The point about research leads into a larger point: this book reads like an extended - padded? - article or blog post. It's shifted heavily to the side of editorial rather than reference. Maybe not a bad idea for a book that will quickly become outdated (and maybe already is), but unless you're willing to experience this topic through the eyes and experiences of one particular person, this may not be the book for you. Personally, I felt it went too far in constantly reiterating the lifestyle of the author as inseparable from the author's creations. Note that I wasn't offended by the author's lifestyle, it just wasn't the topic I wanted to inform myself about. One could make the case that games including previously marginalized lifestyles is the whole point, and I won't argue against that. I'll only state that I found it a bit heavy-handed in light of the book being short on research. There's also the implied (and tired) correlation between "bad" and "mainstream" and "white" and "male" which is a bridge too far on the editorial front for a book that's supposedly about an artform being inclusive.

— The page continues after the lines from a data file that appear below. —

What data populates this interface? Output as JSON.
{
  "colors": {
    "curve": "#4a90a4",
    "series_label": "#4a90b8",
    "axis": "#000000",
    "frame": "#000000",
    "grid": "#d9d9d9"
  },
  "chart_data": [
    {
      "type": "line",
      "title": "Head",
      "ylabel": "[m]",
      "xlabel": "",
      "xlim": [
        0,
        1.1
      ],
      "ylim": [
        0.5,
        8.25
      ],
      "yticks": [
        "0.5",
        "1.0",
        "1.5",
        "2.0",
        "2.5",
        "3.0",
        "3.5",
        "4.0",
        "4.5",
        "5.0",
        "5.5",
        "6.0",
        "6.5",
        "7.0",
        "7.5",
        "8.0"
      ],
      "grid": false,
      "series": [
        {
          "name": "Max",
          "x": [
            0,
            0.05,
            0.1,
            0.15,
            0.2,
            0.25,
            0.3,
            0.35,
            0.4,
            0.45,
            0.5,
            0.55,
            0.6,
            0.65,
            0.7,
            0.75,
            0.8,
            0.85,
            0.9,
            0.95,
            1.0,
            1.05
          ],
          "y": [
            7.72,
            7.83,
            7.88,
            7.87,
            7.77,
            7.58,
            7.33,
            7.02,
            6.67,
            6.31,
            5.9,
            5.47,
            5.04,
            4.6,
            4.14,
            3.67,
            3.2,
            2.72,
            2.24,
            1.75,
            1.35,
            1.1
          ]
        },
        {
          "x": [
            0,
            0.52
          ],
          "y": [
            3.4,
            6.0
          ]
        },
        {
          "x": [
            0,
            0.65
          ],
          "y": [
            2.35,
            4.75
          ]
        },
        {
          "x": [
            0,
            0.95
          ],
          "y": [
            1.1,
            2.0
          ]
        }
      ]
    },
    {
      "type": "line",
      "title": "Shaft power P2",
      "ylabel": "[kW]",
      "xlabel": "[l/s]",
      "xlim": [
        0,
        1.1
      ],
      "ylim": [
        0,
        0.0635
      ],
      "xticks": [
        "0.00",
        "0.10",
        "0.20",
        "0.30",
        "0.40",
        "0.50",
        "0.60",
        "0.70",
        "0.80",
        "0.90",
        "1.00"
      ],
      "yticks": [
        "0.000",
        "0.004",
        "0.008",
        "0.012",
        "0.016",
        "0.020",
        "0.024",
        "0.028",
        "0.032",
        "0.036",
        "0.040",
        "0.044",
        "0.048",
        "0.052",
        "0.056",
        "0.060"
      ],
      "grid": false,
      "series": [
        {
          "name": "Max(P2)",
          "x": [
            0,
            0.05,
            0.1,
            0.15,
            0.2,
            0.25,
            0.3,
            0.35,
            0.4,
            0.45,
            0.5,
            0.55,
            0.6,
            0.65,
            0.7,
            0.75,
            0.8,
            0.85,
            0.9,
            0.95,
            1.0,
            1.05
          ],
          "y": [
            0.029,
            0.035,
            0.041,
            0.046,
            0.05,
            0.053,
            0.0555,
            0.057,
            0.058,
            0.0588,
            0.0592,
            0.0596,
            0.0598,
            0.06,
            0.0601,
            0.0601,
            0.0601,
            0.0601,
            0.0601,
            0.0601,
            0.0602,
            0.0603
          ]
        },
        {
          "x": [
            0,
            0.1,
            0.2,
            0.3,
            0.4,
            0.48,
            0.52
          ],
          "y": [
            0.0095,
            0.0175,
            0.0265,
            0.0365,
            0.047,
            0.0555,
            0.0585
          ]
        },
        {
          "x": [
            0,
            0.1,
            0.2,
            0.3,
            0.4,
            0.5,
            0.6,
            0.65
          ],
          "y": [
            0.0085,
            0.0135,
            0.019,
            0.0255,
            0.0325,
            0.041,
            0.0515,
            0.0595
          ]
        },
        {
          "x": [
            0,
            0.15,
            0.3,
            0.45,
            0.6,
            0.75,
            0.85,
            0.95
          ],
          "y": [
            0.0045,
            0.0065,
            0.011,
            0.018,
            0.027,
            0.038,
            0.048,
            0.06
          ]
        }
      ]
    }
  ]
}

Should a person who's not into programming but interested in making games read this book? I think so. It's short, it's an easy read, and it's one of the only books of its kind at the moment. It makes a decent, if not essential, starting point. I think the medium of printed book doesn't serve the topic all that well, but it will do as a primer until something better comes along. Anyone who's interested further should be pointed at Patrick's coverage of the Molyjam and the stories that came out of it.